Just before I leave I sneak a look back at him but he’s left his
chair now. He’s standing on the edge of the triage area, his arms down by his
sides, staring out at the rest of the department, taking it all in.
I have an
overpowering urge to go and stand next to him and ask what he thinks of it all,
but there’s no time and anyway, if there’s one thing the department can do
without, it’s another bloody alien.
4 comments:
"Everyone gather round.That's it,lovely. *puts on sunglasses* OK,just look towards the light......."
If I was a visiting alien, hospital is definitely one of the places I'd have on my list (along with schools, railway stations, supermarkets etc). To really get a feel for the place / how people live. Quite why they come all this way, make a few circles in corn and probe the odd local is beyond me.
Maybe the circles in the corn are delinquent aliens practising doughnut turns...
Sideshows, they call those doughnut turns here, and the goofballs do it on the freeway-stopping traffic that moves at nearly 70 mph. Unbelievable.
I've been reading about UFOs these last couple weeks and, boy howdy, are some of the stories and photos convincing... The offshore sightings are also quite curious-the ocean is enormous and we are so small and uneducated, relatively speaking. I don't disallow anything anymore-life's too strange !~!

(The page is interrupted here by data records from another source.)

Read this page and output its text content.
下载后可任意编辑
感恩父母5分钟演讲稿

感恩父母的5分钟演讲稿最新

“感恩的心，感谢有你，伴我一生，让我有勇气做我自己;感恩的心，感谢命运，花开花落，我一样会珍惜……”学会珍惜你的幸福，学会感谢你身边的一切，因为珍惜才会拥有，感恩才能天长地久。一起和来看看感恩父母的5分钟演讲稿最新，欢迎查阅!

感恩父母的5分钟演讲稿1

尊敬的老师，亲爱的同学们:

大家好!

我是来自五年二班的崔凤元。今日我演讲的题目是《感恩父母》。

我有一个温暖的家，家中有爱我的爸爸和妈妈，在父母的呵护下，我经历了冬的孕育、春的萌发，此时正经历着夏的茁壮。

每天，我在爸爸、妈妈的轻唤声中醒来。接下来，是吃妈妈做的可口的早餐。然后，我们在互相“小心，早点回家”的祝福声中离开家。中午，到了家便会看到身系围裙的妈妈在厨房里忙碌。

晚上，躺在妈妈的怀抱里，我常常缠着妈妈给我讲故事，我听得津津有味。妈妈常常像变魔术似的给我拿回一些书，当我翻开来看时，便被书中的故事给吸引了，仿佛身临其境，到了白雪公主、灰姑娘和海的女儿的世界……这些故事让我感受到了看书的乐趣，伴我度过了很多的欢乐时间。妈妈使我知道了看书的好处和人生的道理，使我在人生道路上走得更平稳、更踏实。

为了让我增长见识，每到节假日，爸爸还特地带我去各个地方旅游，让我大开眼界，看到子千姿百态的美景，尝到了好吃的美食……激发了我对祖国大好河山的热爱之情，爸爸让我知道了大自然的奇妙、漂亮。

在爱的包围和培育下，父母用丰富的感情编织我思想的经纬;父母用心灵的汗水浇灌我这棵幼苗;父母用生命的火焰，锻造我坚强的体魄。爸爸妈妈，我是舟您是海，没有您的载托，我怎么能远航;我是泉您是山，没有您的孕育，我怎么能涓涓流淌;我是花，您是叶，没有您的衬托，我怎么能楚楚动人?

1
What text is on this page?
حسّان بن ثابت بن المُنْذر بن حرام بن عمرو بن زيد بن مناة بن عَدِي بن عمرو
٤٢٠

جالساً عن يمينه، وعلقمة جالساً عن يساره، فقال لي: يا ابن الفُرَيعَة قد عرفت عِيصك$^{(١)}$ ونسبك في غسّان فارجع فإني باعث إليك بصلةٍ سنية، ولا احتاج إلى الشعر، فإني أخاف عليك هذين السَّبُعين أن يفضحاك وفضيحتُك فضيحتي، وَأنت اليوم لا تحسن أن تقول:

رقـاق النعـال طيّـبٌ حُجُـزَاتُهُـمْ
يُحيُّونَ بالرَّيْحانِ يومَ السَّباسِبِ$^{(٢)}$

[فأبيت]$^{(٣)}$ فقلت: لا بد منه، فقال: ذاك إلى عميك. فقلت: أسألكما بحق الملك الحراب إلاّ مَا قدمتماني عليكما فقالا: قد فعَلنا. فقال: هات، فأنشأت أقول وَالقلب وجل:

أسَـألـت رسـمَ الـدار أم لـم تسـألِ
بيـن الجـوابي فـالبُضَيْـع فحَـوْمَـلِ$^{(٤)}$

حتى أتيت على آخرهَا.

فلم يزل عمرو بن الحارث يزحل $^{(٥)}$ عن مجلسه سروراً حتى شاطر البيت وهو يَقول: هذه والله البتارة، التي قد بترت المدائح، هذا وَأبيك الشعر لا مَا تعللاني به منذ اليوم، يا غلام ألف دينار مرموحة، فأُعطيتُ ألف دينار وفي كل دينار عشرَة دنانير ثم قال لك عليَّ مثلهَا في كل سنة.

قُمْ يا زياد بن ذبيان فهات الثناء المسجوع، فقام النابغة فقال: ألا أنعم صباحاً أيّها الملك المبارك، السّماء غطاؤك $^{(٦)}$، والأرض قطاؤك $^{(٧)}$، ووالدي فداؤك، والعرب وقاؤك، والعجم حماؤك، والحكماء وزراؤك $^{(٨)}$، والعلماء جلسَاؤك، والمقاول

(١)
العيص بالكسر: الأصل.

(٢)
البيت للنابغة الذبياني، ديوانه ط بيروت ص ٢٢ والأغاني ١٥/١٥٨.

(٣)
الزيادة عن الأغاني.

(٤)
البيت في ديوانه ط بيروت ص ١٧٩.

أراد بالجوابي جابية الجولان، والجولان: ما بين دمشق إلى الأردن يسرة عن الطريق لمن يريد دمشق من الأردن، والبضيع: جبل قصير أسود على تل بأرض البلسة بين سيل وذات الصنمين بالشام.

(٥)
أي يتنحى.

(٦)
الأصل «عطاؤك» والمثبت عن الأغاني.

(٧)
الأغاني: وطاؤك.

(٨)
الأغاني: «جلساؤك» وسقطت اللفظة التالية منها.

I'd love to have a go at doing a 'sideshow' - but maybe not on the freeway!
You're right about strange phenomena. The world is vast and still largely unexplored (particularly the sea). Plenty of things out there we still don't know about. I'd like to believe in aliens from other worlds visiting us. I just wish they'd be a bit more forthcoming, you know? They come all that way, and end up messing about with crops when they could go on the Daily Show and really have fun.